Evaluating the Recovery in Emerging Markets

September 07, 2016

Morgan Harting

Sammy Suzuki

Shamaila Khan

Laurent Saltiel

Page 1 of 2

There’s a new buzz sweeping through emerging markets. Fundamentals are improving, and valuations look attractive. Returns and flows are showing signs of life. For investors who have been underweight, emerging-markets assets now look very tempting.

From Peru to the Philippines, today investors can find an array of countries, companies and currencies that offer promising return potential. Before jumping back in, however, it’s important to consider what has changed after several tough years.

In the past, investors could succeed by riding the so-called beta trade, as emerging-markets equities and fixed income delivered powerful returns over time. Today, though, without a rising tide to lift all boats, investors can no longer rely on a broad market recovery to drive returns. As a result, we at AB think it’s essential to stay active in emerging markets and take a highly selective approach to creating portfolios that can deliver long-term outperformance. It’s also important to move away from emerging-markets benchmarks, which are backward-looking and don’t reflect the most promising future investment opportunities.

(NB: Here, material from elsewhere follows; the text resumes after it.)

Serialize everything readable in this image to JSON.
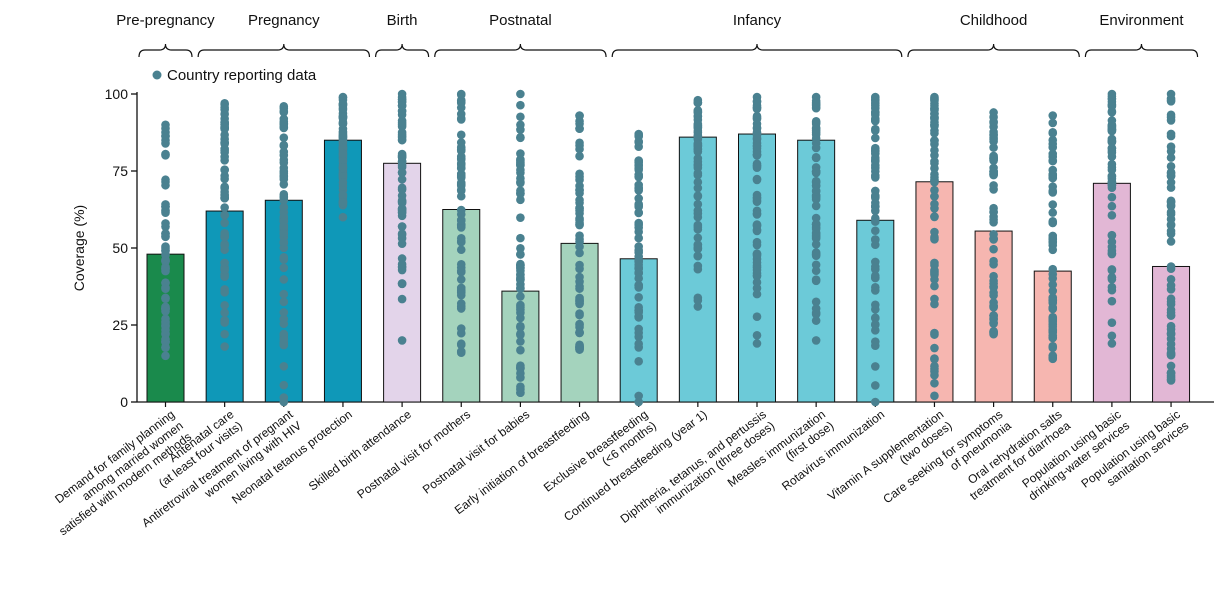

Stocks and bonds have both recovered sharply in 2016. During the first eight months of the year, the MSCI emerging-markets index advanced by 14.8 percent, outpacing developed equities. In fixed income, the J.P. Morgan emerging-market bond index rose by 14.6 percent over the same period. After the large net outflows in 2015, investors have been adding money to emerging-markets funds again in 2016. Asset allocation funds have started to gradually increase their exposure to emerging markets — and for good reasons. They are:

Overall GDP growth across emerging markets has slowed from the breakneck pace of several years ago but appears to have stabilized. Commodity prices have started to rebound, helping support more resource-dependent countries. Corporate earnings are forecast to grow by 6 percent in 2016 (see chart 1), according to consensus estimates, versus flat or negative growth in many developed markets. Earnings growth is already playing a big role in this year’s equity rebound.

Inflation remains well contained in most emerging economies, and the recent stabilization of exchange rates could provide room for additional stimulus.

Current-account positions are improving from the lows seen in 2013.

Political risks can’t be overlooked, but there are encouraging changes taking place in various countries, such as Brazil, Argentina and India, that should further boost investor sentiment.

Investors are paying attention to these improvements. Following the outflows in 2015, new capital has started to flow back to both stock and bond funds that focus on the developing world. Still, most global investors remain underweight, after reducing their allocation to emerging equities in recent years (see chart 2).


Attractive valuations are providing another catalyst to boost exposure. Emerging-markets stocks are trading at a 24 percent discount to global developed stocks based on price-earnings value (see chart 3). Credit spreads for high-yield debt in emerging markets are now 0.9 percent higher than spreads for U.S. high-yield, and the spread on investment-grade emerging-markets debt is now 0.4 percent more than it is for U.S. triple-B-rated corporates.

For investors seeking to capitalize on the long-term growth and dynamism of emerging markets, we believe that equities offer the best return potential. At the same time, emerging-markets debt also offers solid excess return potential and can play an important role in investor allocations, given the challenges facing developed-market sovereign debt and investment-grade credit.

In equities, investors can choose from a spectrum of strategies. Low-volatility strategies can help investors generate long-term outperformance by mitigating the downside in falling markets, enabling them to stay invested over the long term through turbulent episodes. Strategies that focus on high-growth companies can provide powerful earnings compounding benefits by positioning to profit from tomorrow’s growth drivers — while avoiding stocks and countries that were beneficiaries of yesterday’s growth. And a multiasset approach can make active trade-offs between stocks, bonds and currencies, generating attractive risk-adjusted returns over time by tapping into the widest opportunity set.

No matter which approach an investor chooses, we believe that it’s important to focus on high-conviction managers who aren’t constrained by a benchmark. For bond investors, the best results come when a portfolio’s horizons are expanded beyond traditional benchmark limits to allow global multisector investing across the rating spectrum and across currencies.

In equities, the MSCI emerging-markets index is dominated by countries that are growing slower than average. South Korea and Taiwan — two fairly mature economies — together account for more than one quarter of the total benchmark. Benchmarks of countries including Brazil, China and Russia are heavily skewed toward state-owned companies, which often suffer from poor corporate governance and heavy government intervention. We believe that moving away from the benchmark can afford investors the opportunity to identify the most promising holdings among thousands of diverse investment candidates, from a Colombian bank to a South African media group to a Chinese education company.